Jones insists the pair come see her perform at Studio 54 that very same night.  They should tell the bouncer that they are ‘personal friends of Grace Jones’. A few hours later, the 25 year old Nile Rodgers and Bernard Edwards inch their way towards the back door of the iconic club as per her instructions.

 Nile announces to the bouncer that he and Edwards are ‘personal friends of Grace Jones’. 

The bouncer was not convinced.

Despite only having released a couple of records, the duo caught Jones’ attention. A voice purred down the telephone line that Nile describes as a cross between Marlene Dietrich and a pot pourri of every major star,

Hello darling, this is Grace Jones.

After several failed attempts, the disheartened pair head back to Nile’s nearby apartment. Nile grabs his guitar and the pair start jamming a song which they call ‘Aaahhh, fuck off!’- a musical retort to the bouncer.

As the song developed Nile changed the title to ‘Freak Off’, a more radio-friendly alternative.

After some more thought Rodgers decided to jump onto the new dance craze spreading through New York called ‘The Freak’.

So he changed it to a positive song about the dance and ‘Le Freak’ is born.

Have you heard about the new dance craze?
It’s called ‘Le Freak’, they’re doing it night and day
Just come on down to the fifty four
Find your spot out on the floor.

“We were so pissed off at what had happened. I mean, it was Studio 54, it was NewYear’s Eve, it was Grace Jones, and we were wearing the most expensive outfits that we had — back then, in the late ’70s, our suits must have cost us a couple of thousand bucks each, and our really fancy shoes had got soaked trudging through the snow.
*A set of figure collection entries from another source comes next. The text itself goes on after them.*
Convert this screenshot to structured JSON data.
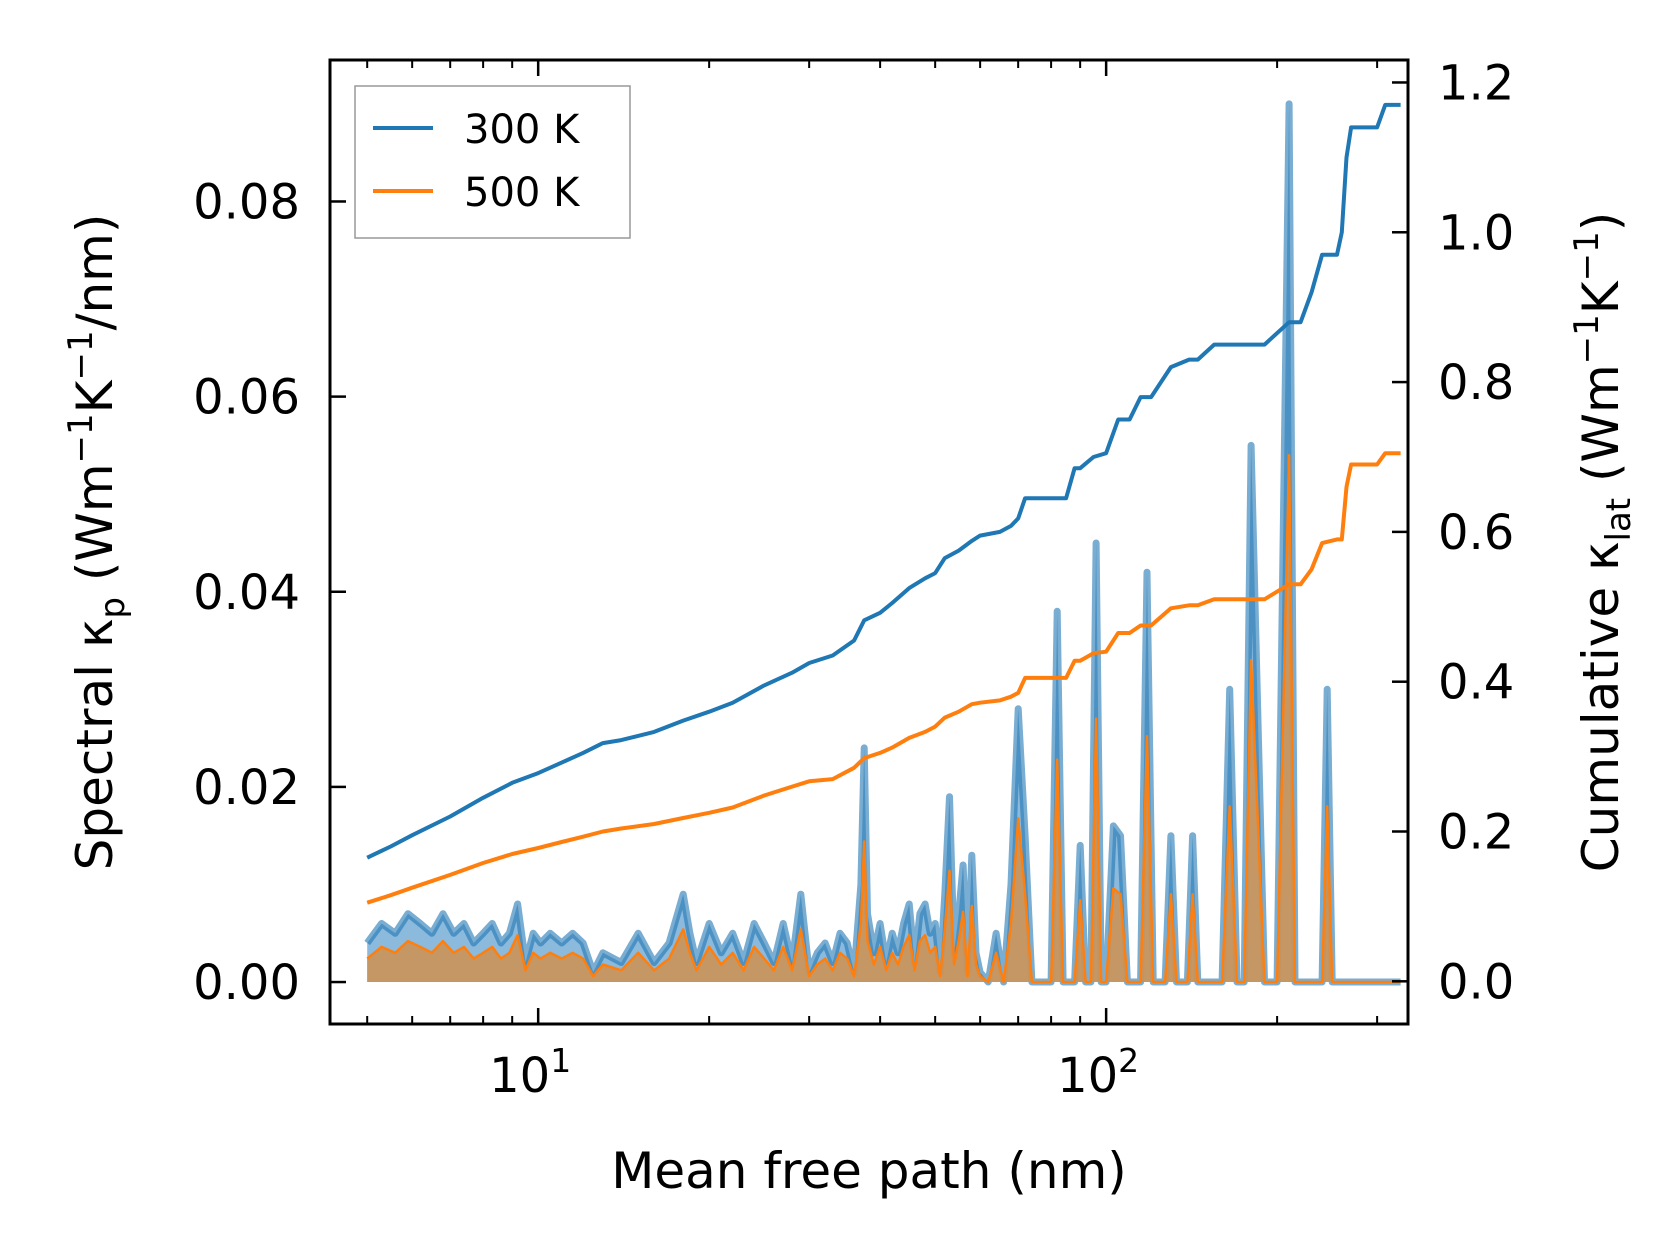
{
  "chart_data": {
    "type": "line",
    "xlabel": "Mean free path (nm)",
    "xscale": "log",
    "xlim": [
      4.3,
      340
    ],
    "x_ticks": [
      {
        "value": 10,
        "base": "10",
        "exp": "1"
      },
      {
        "value": 100,
        "base": "10",
        "exp": "2"
      }
    ],
    "left_axis": {
      "label_pre": "Spectral κ",
      "label_sub": "p",
      "label_mid": " (Wm",
      "label_sup1": "−1",
      "label_mid2": "K",
      "label_sup2": "−1",
      "label_post": "/nm)",
      "ylim": [
        -0.0043,
        0.0945
      ],
      "ticks": [
        "0.00",
        "0.02",
        "0.04",
        "0.06",
        "0.08"
      ]
    },
    "right_axis": {
      "label_pre": "Cumulative κ",
      "label_sub": "lat",
      "label_mid": " (Wm",
      "label_sup1": "−1",
      "label_mid2": "K",
      "label_sup2": "−1",
      "label_post": ")",
      "ylim": [
        -0.057,
        1.23
      ],
      "ticks": [
        "0.0",
        "0.2",
        "0.4",
        "0.6",
        "0.8",
        "1.0",
        "1.2"
      ]
    },
    "series": [
      {
        "name": "300 K",
        "color": "#1f77b4",
        "cumulative": {
          "x": [
            5,
            5.5,
            6,
            7,
            8,
            9,
            10,
            11,
            12,
            13,
            14,
            16,
            18,
            20,
            22,
            25,
            28,
            30,
            33,
            36,
            37.5,
            40,
            42,
            45,
            48,
            50,
            52,
            55,
            58,
            60,
            65,
            68,
            70,
            72,
            75,
            78,
            85,
            88,
            90,
            95,
            100,
            105,
            110,
            115,
            120,
            130,
            140,
            145,
            155,
            170,
            190,
            210,
            220,
            230,
            240,
            255,
            260,
            265,
            270,
            275,
            290,
            300,
            310,
            320,
            330
          ],
          "y": [
            0.165,
            0.18,
            0.195,
            0.22,
            0.245,
            0.265,
            0.278,
            0.292,
            0.305,
            0.318,
            0.322,
            0.333,
            0.348,
            0.36,
            0.372,
            0.395,
            0.412,
            0.425,
            0.435,
            0.455,
            0.482,
            0.492,
            0.505,
            0.525,
            0.538,
            0.545,
            0.565,
            0.575,
            0.588,
            0.595,
            0.6,
            0.608,
            0.618,
            0.645,
            0.645,
            0.645,
            0.645,
            0.685,
            0.685,
            0.7,
            0.705,
            0.75,
            0.75,
            0.78,
            0.78,
            0.82,
            0.83,
            0.83,
            0.85,
            0.85,
            0.85,
            0.88,
            0.88,
            0.92,
            0.97,
            0.97,
            1.0,
            1.1,
            1.14,
            1.14,
            1.14,
            1.14,
            1.17,
            1.17,
            1.17
          ],
          "legend_label": "300 K"
        },
        "spectral": {
          "x": [
            5,
            5.3,
            5.6,
            5.9,
            6.2,
            6.5,
            6.8,
            7.1,
            7.4,
            7.7,
            8,
            8.3,
            8.6,
            8.9,
            9.2,
            9.5,
            9.8,
            10.1,
            10.5,
            11,
            11.5,
            12,
            12.5,
            13,
            14,
            15,
            16,
            17,
            18,
            18.5,
            19,
            20,
            21,
            22,
            23,
            24,
            25,
            26,
            27,
            28,
            29,
            30,
            31,
            32,
            33,
            34,
            35,
            36,
            37,
            37.5,
            38,
            39,
            40,
            41,
            42,
            43,
            44,
            45,
            46,
            47,
            48,
            49,
            50,
            51,
            52,
            53,
            54,
            55,
            56,
            57,
            58,
            59,
            60,
            62,
            64,
            66,
            68,
            70,
            72,
            74,
            76,
            78,
            80,
            82,
            84,
            86,
            88,
            90,
            92,
            94,
            96,
            98,
            100,
            103,
            106,
            109,
            112,
            115,
            118,
            121,
            124,
            127,
            130,
            133,
            136,
            139,
            142,
            145,
            150,
            155,
            160,
            165,
            170,
            175,
            180,
            190,
            200,
            210,
            215,
            220,
            225,
            230,
            240,
            245,
            250,
            255,
            258,
            262,
            266,
            270,
            274,
            278,
            282,
            286,
            290,
            300,
            310,
            315,
            320,
            325,
            330
          ],
          "y": [
            0.004,
            0.006,
            0.005,
            0.007,
            0.006,
            0.005,
            0.007,
            0.005,
            0.006,
            0.004,
            0.005,
            0.006,
            0.004,
            0.005,
            0.008,
            0.002,
            0.005,
            0.004,
            0.005,
            0.004,
            0.005,
            0.004,
            0.001,
            0.003,
            0.002,
            0.005,
            0.002,
            0.004,
            0.009,
            0.005,
            0.002,
            0.006,
            0.003,
            0.005,
            0.002,
            0.006,
            0.004,
            0.002,
            0.006,
            0.002,
            0.009,
            0.001,
            0.003,
            0.004,
            0.002,
            0.005,
            0.004,
            0.001,
            0.01,
            0.024,
            0.007,
            0.003,
            0.006,
            0.002,
            0.005,
            0.003,
            0.006,
            0.008,
            0.002,
            0.007,
            0.008,
            0.005,
            0.006,
            0.001,
            0.009,
            0.019,
            0.003,
            0.007,
            0.012,
            0.001,
            0.013,
            0.003,
            0.001,
            0.0,
            0.005,
            0.0,
            0.01,
            0.028,
            0.015,
            0.0,
            0.0,
            0.0,
            0.0,
            0.038,
            0.0,
            0.0,
            0.0,
            0.014,
            0.0,
            0.0,
            0.045,
            0.0,
            0.0,
            0.016,
            0.015,
            0.0,
            0.0,
            0.0,
            0.042,
            0.0,
            0.0,
            0.0,
            0.015,
            0.0,
            0.0,
            0.0,
            0.015,
            0.0,
            0.0,
            0.0,
            0.0,
            0.03,
            0.0,
            0.0,
            0.055,
            0.0,
            0.0,
            0.09,
            0.0,
            0.0,
            0.0,
            0.0,
            0.0,
            0.03,
            0.0,
            0.0,
            0.0,
            0.0,
            0.0,
            0.0,
            0.0,
            0.0,
            0.0,
            0.0,
            0.0,
            0.0,
            0.0,
            0.0,
            0.0,
            0.0,
            0.0
          ]
        }
      },
      {
        "name": "500 K",
        "color": "#ff7f0e",
        "cumulative": {
          "x": [
            5,
            5.5,
            6,
            7,
            8,
            9,
            10,
            11,
            12,
            13,
            14,
            16,
            18,
            20,
            22,
            25,
            28,
            30,
            33,
            36,
            37.5,
            40,
            42,
            45,
            48,
            50,
            52,
            55,
            58,
            60,
            65,
            68,
            70,
            72,
            75,
            78,
            85,
            88,
            90,
            95,
            100,
            105,
            110,
            115,
            120,
            130,
            140,
            145,
            155,
            170,
            190,
            210,
            220,
            230,
            240,
            255,
            260,
            265,
            270,
            275,
            290,
            300,
            310,
            320,
            330
          ],
          "y": [
            0.105,
            0.115,
            0.125,
            0.142,
            0.158,
            0.17,
            0.178,
            0.186,
            0.193,
            0.2,
            0.204,
            0.21,
            0.218,
            0.225,
            0.232,
            0.248,
            0.26,
            0.267,
            0.27,
            0.285,
            0.298,
            0.305,
            0.312,
            0.325,
            0.333,
            0.34,
            0.352,
            0.36,
            0.37,
            0.372,
            0.375,
            0.38,
            0.385,
            0.405,
            0.405,
            0.405,
            0.405,
            0.428,
            0.428,
            0.438,
            0.44,
            0.465,
            0.465,
            0.475,
            0.475,
            0.498,
            0.502,
            0.502,
            0.51,
            0.51,
            0.51,
            0.53,
            0.53,
            0.55,
            0.585,
            0.59,
            0.59,
            0.66,
            0.69,
            0.69,
            0.69,
            0.69,
            0.705,
            0.705,
            0.705
          ],
          "legend_label": "500 K"
        },
        "spectral_scale": 0.6
      }
    ],
    "legend": {
      "position": "top-left",
      "entries": [
        "300 K",
        "500 K"
      ]
    }
  },
  "colors": {
    "s300": "#1f77b4",
    "s500": "#ff7f0e",
    "fill300": "#7fb3d9",
    "fill500": "#c8955d"
  }
}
“So ‘Fuck Off’ was a protest song, and we actually thought it was pretty good – It had a vibe. I was thinking ‘This could be the anthem of everybody who gets cut off on the street by a cab driver or any kids who want to say this to their parents.’ You know, ‘Hey, I wasn’t saying it, man! I was just playing the record.’ 

“We really had pretty big designs on completing the song as ‘Fuck Off’. You’ve got to remember, we didn’t think of that prior to sitting down and playing. Once we did sit down and play and started singing that hook, it sounded good; just as good as ‘freak out’. In fact, had we not come up with ‘fuck off’ we would never have written ‘Freak Out’ and some other song would have been our big hit record. 

Bernard and I usually wrote the hook of a song first, and then once we felt we had a chorus that would pay off, the rest of the song would follow. So, that night we actually converted it to ‘freak out’. That was part of the process that first night. First, we changed it from ‘fuck off’ to ‘freak off’, and that was pretty hideous.

We were singing it and just stumbling over ‘freak off’, because it was so lame by comparison. Then, all of a sudden it just hit me. For one second the light bulb went on and I sang ‘Aaaaahh, freak out!’